« Tout lecteur qui, lisant un roman, se soucie de savoir comment finiront ses personnages, sans se soucier de savoir comment lui-même finira, ne mérite pas qu’on satisfasse sa curiosité. »
(Miguel de Unamuno, Comment se fait un roman, éditions Allia, Paris, 2010)
Des mots d’or en fusion dans ma tête, ils auréolent l’alentour. Des mots pas à moi. Des mots souffrants, soufflants, troublants… Pas des mots à moi.
Il est confortable le trou que je me creuse. Confortable et noir. Aux creux des mots. Au cœur d’un amas de choses. De choses réduites en cendre. A mesure que j’avance en piétinant il s’agrandit ce trou. Mon trou. Mon trou noir et béant, qui m’avale comme j’avance. Toujours plus bas ! Ce trou, cette cavité sombre ce n’est rien. Rien que ma vie de rien. Va-nu-pieds. Versant du creux dans du vide comme disait l’autre, ça s’affale, ça s’étale… ça s’enfonce, jamais ça ne monte.
Descends, descends, descends.
Toujours plus
BAS
Accès à la cosmique turne
Monter.
Stellaire échafaud
Au plus haut, au plus haut,
A l’empyrée
Après ? virer,
Au plus haut
Du ciel de nuit duale
Au-dessous ?
Au dessous c’est la lune
L’aster nocturne
Toujours plus bas
Le point de mire de la chute
A plus haulte, a plus haulte chute.
Après ? chavirer.
Ah, mais non, flûte.
Celle-là, peut lui chaut,
De casser son pipeau.
La morte,
Déjà, a mis son grand chapeau
De lustre.
Plus c’est profond et noir plus c’est confortable.

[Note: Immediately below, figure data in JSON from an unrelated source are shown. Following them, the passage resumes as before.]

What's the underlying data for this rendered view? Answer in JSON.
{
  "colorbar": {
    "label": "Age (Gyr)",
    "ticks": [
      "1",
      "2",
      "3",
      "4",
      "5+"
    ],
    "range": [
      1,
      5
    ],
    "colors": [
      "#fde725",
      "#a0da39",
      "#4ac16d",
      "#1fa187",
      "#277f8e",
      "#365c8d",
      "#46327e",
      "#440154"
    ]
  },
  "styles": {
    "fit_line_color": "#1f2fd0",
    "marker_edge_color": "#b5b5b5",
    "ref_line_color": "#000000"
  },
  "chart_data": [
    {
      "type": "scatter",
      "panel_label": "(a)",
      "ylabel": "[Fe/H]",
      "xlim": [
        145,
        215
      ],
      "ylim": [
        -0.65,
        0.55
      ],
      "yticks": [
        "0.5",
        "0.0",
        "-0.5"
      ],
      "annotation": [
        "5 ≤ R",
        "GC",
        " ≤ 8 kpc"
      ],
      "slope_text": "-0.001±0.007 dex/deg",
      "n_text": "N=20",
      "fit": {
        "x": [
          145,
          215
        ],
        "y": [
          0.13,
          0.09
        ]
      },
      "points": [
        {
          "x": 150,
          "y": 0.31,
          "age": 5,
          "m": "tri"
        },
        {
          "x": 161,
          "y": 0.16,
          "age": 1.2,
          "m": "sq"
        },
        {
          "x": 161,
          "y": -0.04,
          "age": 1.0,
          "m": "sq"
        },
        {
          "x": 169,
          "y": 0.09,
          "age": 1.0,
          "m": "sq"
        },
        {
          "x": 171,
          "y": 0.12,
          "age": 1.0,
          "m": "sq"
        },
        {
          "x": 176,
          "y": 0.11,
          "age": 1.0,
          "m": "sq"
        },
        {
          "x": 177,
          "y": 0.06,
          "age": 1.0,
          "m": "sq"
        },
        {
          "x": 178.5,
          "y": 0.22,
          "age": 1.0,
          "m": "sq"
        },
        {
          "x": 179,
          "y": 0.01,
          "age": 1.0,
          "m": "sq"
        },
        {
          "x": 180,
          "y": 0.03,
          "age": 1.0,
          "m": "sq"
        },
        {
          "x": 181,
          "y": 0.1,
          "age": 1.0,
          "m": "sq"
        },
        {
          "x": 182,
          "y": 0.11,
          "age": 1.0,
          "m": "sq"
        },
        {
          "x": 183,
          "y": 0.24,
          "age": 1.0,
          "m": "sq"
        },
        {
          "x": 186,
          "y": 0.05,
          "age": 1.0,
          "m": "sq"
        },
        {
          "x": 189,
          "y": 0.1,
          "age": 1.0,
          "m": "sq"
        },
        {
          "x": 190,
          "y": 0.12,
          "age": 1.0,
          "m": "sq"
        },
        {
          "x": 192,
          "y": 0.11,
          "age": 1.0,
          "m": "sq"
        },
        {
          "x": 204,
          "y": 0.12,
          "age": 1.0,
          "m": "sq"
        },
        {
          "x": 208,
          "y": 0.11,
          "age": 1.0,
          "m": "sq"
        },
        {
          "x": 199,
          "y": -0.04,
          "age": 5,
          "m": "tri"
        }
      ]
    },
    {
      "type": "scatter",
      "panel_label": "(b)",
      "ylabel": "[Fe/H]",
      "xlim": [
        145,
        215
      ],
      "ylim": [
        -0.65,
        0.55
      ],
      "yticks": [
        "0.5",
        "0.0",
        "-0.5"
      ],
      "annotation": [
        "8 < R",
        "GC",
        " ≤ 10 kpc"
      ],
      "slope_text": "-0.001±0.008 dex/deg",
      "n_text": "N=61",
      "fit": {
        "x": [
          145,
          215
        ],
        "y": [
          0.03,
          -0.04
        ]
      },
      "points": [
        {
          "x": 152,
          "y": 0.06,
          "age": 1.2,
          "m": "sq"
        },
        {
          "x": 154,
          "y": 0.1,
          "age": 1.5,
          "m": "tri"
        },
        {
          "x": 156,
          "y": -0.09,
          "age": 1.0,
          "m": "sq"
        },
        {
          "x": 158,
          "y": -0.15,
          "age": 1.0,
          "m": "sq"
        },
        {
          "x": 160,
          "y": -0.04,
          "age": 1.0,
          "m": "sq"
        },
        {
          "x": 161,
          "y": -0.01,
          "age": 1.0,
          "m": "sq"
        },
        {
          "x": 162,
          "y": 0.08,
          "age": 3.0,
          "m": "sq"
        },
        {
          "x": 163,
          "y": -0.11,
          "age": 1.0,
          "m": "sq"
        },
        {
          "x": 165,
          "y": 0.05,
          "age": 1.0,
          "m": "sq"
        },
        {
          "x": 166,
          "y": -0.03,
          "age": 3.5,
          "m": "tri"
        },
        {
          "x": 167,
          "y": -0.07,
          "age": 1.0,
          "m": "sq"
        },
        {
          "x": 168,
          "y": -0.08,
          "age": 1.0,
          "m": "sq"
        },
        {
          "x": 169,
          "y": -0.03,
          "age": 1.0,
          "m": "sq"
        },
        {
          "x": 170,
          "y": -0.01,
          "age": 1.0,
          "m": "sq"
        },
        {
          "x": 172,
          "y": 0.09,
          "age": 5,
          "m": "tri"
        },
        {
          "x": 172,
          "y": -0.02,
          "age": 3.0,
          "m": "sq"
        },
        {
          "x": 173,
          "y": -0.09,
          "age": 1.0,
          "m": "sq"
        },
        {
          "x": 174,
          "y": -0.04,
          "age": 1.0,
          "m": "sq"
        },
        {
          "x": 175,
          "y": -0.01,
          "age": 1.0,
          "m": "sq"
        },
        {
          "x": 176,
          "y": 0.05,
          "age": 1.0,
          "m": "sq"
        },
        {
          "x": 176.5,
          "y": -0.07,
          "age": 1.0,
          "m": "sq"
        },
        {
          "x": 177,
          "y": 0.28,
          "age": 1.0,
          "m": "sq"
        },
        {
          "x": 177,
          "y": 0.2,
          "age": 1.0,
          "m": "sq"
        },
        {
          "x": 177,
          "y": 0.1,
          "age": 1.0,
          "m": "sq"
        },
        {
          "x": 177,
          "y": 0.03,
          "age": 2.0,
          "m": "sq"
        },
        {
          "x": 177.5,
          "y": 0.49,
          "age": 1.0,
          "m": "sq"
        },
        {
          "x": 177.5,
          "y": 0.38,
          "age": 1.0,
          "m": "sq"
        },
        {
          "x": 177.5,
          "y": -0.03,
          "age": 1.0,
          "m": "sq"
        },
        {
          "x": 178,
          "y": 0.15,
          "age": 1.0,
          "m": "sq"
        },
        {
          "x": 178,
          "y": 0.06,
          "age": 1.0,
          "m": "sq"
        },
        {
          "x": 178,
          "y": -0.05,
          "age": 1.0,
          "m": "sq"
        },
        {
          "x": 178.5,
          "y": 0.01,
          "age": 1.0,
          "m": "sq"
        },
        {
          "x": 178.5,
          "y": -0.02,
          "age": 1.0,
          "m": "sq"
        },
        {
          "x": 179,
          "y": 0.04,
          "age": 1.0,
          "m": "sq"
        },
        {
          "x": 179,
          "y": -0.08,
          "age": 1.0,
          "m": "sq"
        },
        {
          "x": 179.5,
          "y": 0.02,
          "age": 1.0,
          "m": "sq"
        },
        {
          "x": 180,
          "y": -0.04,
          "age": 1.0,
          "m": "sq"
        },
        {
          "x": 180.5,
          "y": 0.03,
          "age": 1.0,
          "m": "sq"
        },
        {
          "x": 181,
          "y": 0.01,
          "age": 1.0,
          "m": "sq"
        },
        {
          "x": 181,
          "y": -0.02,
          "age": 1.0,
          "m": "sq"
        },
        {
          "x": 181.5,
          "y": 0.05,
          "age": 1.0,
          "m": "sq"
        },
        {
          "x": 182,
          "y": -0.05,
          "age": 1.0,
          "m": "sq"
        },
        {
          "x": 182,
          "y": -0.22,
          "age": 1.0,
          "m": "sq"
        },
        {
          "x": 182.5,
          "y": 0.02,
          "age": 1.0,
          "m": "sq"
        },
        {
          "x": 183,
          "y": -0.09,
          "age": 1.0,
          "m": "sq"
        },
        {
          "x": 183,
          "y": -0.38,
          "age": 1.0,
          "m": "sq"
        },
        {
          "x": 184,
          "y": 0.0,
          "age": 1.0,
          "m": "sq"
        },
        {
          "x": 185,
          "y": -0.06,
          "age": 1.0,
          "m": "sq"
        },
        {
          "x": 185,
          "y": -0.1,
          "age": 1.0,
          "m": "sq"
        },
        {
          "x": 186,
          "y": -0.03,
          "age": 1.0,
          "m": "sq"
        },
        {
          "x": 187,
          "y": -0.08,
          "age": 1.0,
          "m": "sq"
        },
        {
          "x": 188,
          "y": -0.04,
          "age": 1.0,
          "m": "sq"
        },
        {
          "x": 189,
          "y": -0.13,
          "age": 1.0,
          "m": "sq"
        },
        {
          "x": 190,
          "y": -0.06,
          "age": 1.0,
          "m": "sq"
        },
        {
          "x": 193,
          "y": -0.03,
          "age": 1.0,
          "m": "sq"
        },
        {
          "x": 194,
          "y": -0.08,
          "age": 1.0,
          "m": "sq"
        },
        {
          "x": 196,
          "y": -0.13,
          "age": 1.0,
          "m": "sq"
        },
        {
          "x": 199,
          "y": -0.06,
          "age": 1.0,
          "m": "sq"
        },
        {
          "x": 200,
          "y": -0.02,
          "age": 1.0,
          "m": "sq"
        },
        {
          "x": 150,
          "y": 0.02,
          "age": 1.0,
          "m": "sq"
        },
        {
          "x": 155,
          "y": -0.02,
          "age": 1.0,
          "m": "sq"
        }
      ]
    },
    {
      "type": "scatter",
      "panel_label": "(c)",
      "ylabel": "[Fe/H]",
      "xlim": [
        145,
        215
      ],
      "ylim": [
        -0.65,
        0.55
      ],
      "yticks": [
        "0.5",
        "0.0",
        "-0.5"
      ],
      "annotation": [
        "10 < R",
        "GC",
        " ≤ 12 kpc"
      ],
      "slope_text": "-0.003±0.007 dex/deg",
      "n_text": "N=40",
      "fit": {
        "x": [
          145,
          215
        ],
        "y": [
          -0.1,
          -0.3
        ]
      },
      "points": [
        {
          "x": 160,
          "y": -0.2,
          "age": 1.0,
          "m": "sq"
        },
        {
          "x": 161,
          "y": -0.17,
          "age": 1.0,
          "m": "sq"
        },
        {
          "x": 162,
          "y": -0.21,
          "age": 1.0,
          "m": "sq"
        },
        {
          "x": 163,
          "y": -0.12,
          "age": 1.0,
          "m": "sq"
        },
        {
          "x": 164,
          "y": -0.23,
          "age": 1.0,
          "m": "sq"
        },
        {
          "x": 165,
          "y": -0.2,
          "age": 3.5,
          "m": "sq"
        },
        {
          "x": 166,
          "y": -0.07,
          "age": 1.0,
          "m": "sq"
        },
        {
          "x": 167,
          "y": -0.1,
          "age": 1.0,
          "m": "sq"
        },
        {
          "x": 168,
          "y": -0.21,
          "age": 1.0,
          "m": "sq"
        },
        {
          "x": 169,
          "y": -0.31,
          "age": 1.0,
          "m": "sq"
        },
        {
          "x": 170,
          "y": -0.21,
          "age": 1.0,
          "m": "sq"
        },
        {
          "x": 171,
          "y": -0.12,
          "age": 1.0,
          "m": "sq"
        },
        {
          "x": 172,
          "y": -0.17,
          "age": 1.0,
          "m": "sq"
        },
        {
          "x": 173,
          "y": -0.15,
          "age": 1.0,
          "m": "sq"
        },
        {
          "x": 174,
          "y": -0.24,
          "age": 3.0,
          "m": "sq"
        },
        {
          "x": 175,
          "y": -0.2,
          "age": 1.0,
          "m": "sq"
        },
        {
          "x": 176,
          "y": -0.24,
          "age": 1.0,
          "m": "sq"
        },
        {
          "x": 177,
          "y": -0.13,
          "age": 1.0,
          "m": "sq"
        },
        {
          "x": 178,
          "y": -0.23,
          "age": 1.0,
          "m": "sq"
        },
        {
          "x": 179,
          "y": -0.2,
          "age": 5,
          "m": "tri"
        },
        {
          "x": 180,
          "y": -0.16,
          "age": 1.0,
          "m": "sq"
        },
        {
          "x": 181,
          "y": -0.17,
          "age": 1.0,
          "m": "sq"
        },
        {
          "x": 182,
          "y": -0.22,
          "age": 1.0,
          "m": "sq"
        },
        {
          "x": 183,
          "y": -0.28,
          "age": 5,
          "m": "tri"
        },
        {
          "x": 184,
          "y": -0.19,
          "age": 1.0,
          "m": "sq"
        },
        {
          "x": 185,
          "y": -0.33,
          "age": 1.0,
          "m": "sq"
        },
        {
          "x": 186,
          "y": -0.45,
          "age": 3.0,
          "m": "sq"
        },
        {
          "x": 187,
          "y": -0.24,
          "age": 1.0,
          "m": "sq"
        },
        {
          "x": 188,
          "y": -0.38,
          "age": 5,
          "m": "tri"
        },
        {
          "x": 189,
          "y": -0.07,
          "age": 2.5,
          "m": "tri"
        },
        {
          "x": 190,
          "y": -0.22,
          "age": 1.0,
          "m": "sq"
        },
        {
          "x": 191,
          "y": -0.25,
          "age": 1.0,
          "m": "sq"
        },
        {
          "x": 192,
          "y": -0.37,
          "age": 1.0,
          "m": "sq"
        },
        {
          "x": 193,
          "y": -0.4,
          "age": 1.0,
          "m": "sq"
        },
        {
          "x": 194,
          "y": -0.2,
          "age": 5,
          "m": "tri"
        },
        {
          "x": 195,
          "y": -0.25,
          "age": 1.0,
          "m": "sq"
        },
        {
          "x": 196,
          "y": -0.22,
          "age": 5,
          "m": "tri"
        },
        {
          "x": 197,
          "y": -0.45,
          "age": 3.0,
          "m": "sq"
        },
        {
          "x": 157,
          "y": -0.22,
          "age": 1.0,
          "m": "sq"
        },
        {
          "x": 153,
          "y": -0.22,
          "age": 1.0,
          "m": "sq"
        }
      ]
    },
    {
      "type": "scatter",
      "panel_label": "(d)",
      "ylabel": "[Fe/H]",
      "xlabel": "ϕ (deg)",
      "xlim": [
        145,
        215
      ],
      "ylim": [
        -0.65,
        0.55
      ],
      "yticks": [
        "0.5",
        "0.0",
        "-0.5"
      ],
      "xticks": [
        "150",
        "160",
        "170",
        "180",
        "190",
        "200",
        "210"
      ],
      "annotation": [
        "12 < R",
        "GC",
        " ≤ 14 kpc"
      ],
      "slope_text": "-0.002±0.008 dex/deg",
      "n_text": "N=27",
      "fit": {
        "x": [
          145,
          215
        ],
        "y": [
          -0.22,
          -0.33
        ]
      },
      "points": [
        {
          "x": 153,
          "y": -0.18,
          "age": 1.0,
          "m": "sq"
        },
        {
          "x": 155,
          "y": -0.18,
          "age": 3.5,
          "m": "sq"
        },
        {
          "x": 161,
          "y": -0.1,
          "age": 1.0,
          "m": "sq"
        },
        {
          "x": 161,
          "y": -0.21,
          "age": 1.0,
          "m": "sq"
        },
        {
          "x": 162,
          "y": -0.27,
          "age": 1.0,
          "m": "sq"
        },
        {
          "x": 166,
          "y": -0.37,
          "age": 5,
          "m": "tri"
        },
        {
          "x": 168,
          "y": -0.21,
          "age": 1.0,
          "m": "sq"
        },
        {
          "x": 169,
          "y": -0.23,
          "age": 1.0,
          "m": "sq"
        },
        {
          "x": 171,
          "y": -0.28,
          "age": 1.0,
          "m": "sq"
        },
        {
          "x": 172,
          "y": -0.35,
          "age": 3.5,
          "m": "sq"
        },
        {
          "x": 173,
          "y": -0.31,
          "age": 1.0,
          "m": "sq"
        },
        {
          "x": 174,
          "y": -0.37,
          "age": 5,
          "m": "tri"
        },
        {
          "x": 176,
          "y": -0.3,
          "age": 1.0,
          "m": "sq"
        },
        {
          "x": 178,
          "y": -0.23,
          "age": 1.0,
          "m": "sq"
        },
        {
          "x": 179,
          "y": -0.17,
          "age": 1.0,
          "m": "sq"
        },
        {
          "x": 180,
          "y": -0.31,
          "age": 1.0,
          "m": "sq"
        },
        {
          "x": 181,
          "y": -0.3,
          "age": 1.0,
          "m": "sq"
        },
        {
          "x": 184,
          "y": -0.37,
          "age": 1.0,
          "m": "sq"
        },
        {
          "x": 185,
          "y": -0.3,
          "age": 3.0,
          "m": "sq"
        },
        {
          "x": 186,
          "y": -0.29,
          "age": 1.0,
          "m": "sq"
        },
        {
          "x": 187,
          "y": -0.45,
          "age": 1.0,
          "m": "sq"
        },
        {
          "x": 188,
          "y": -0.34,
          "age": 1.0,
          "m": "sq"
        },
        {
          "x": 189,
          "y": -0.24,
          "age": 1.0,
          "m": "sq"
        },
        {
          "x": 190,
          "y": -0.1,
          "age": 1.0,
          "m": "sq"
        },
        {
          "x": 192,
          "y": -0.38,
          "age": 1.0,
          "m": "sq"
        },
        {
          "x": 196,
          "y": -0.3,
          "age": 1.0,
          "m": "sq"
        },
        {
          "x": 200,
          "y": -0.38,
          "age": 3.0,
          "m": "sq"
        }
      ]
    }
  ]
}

Et plus c’est douloureux. Mais la douleur finira par s’éteindre. Sur. Sûr elle. Sûr elle-même. Elle ne tiendra pas le coup, la garce, face à la grâce du confort moite de la douillette noirceur. Ou bien elle feindra de s’éteindre. Elle, elle feindra l’extinction que je ne peux. J’ai creusé une fosse, je l’ai tapissé de livres. Je me suis encagé, je me suis enlivré…
Je suis d’ici. Depuis longtemps. Pourtant j’y flotte. Je n’adhère pas, le plus souvent. Je détache un détail et l’ensemble m’échappe. S’échappent le détail et l’ensemble dans une étrange concentration dissolvante, à l’arrière-plan, doucement.
A marcher sur le sable, néanmoins, on laisse une trace. Ephémère. Elle ne tarde pas à s’effacer. Comme cette méduse tient. Là, échouée. Créature aussi gracieuse que dangereuse dans son élément et qui, là, devient cette flaque informe autant qu’infecte. Flasque carcasse. Charogne infâme luisante au soleil… Une trace qui s’efface au milieu d’un chaos généalogique.
J’ai tant de fois parcouru cette plage. Avec tant de gens parfois. Un nom me revient, Catherine. Une pure essence féminine, plus vraiment de visage, une brume à peine parfumée, Catherine. Nos souvenirs sont comme des machines. Nous les façonnons, les améliorons. Nous ôtons les grains. Les grains de sable, sans âge, qui pourraient venir bloquer les rouages. Des sensations. Mais, comme ces cailloux sans âge qui ont vécu tellement plus que moi deviendront malgré tout sable et poussière, mes souvenirs solides sont désagrégés, humides, froids, gris. Les lieux ne se souviennent plus de nous, même amoureux… S’ils ne se conforment pas à nos souvenirs éperdus nous sommes déçus. Mais qui déçoit qui ?
Vous voilà contraints. Spectateurs prisonniers de mon déclin. Fermez ça. De moi détournez vos regards…
Tant de fois parcouru cette page. En tout sens pour y trouver un sens. Mais, que faire si vous ne pouvez nullement vous établir dans la sincérité. Qui y‑a-t’il de moi qui ne soit de mensonge teinté ? Si perpétuellement à ce lieu vous vous trouvez étrangers. Etrange étranger. La nature serait sincère. Et, pour l’homme et ses perceptions profondes, en fait, tout serait comme légèrement décalé, décollé un peu. Pour certains c’est une fissure, jusqu’à devenir obsession. Pour d’autre c’est une pure déchirure, béance pure et dure ! D’une pureté de diamant, inentamable ! Tout est jeu, masque… Aucun rôle ne va, aucun ne « colle » vraiment, jamais, jamais assez, jamais. Quant les choses, elles, ne sont que ça… pure sincérité, étouffante sincérité…
Mais… Non, allons !
Ce ne sera plus très long.
Restez. Ne vous enfuyez pas. Restez. Accompagnez-moi.